Bien que les personnages sont simples et basiques, en prenant le temps de réfléchir, ils sont bien loin des clichés que l’on peut avoir sur les chômeurs/demandeurs d’emplois, ce sont bien des jeunes actifs qui sont stigmatisés car ils ont du mal à trouver leur place dans une société qui leur met des bâtons dans les roues : ils sont bloqués dans une situation de précarité, ils ont pourtant fait des études, mais elles n’ouvrent pas les portes des emplois stables, leur insertion difficile sur le marché du travail font qu’ils n’accumulent pas assez d’expérience pour progresser. Pour trouver du travail, ils devraient quitter leurs régions mais n’ont pas envie de s’éloigner de leurs familles et de leurs repères. Ce sont aussi des personnes talentueuses qui n’arrivent pas à s’exprimer comme ils le voudraient et manquent d’accompagnement et de bons conseils.
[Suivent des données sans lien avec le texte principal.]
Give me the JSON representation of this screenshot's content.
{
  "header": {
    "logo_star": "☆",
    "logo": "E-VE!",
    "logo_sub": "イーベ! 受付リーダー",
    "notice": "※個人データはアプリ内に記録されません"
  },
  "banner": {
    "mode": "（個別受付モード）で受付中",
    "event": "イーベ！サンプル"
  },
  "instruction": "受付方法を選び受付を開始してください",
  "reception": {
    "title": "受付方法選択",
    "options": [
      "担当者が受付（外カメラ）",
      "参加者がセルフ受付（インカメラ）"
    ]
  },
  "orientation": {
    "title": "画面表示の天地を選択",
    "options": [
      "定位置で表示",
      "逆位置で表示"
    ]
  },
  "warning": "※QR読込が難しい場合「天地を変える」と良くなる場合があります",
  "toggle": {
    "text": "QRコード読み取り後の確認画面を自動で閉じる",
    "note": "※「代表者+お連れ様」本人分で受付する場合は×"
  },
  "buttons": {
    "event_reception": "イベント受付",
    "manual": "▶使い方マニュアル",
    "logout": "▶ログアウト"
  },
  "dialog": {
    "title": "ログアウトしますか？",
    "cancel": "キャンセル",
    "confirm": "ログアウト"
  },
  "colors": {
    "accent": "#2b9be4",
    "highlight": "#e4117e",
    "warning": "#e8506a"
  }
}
Le titre de la série dit tout, ils sont « bloqués » dans une France rurale, sinistrée que nous ne questionnons jamais pour apporter des solutions aux citoyens, a minima des emplois et des revenus garantissant un pouvoir d’achat suffisant à leurs besoins. 

Ce qui est sûr, c’est que la série m’aura permis de vous expliquer un certain nombre de concepts, de définitions et de chiffres clés sur l’Assurance chômage

Dîtes moi en commentaire, quelle est votre œuvre préférée d’Orelsan ou des casseurs Flowters ?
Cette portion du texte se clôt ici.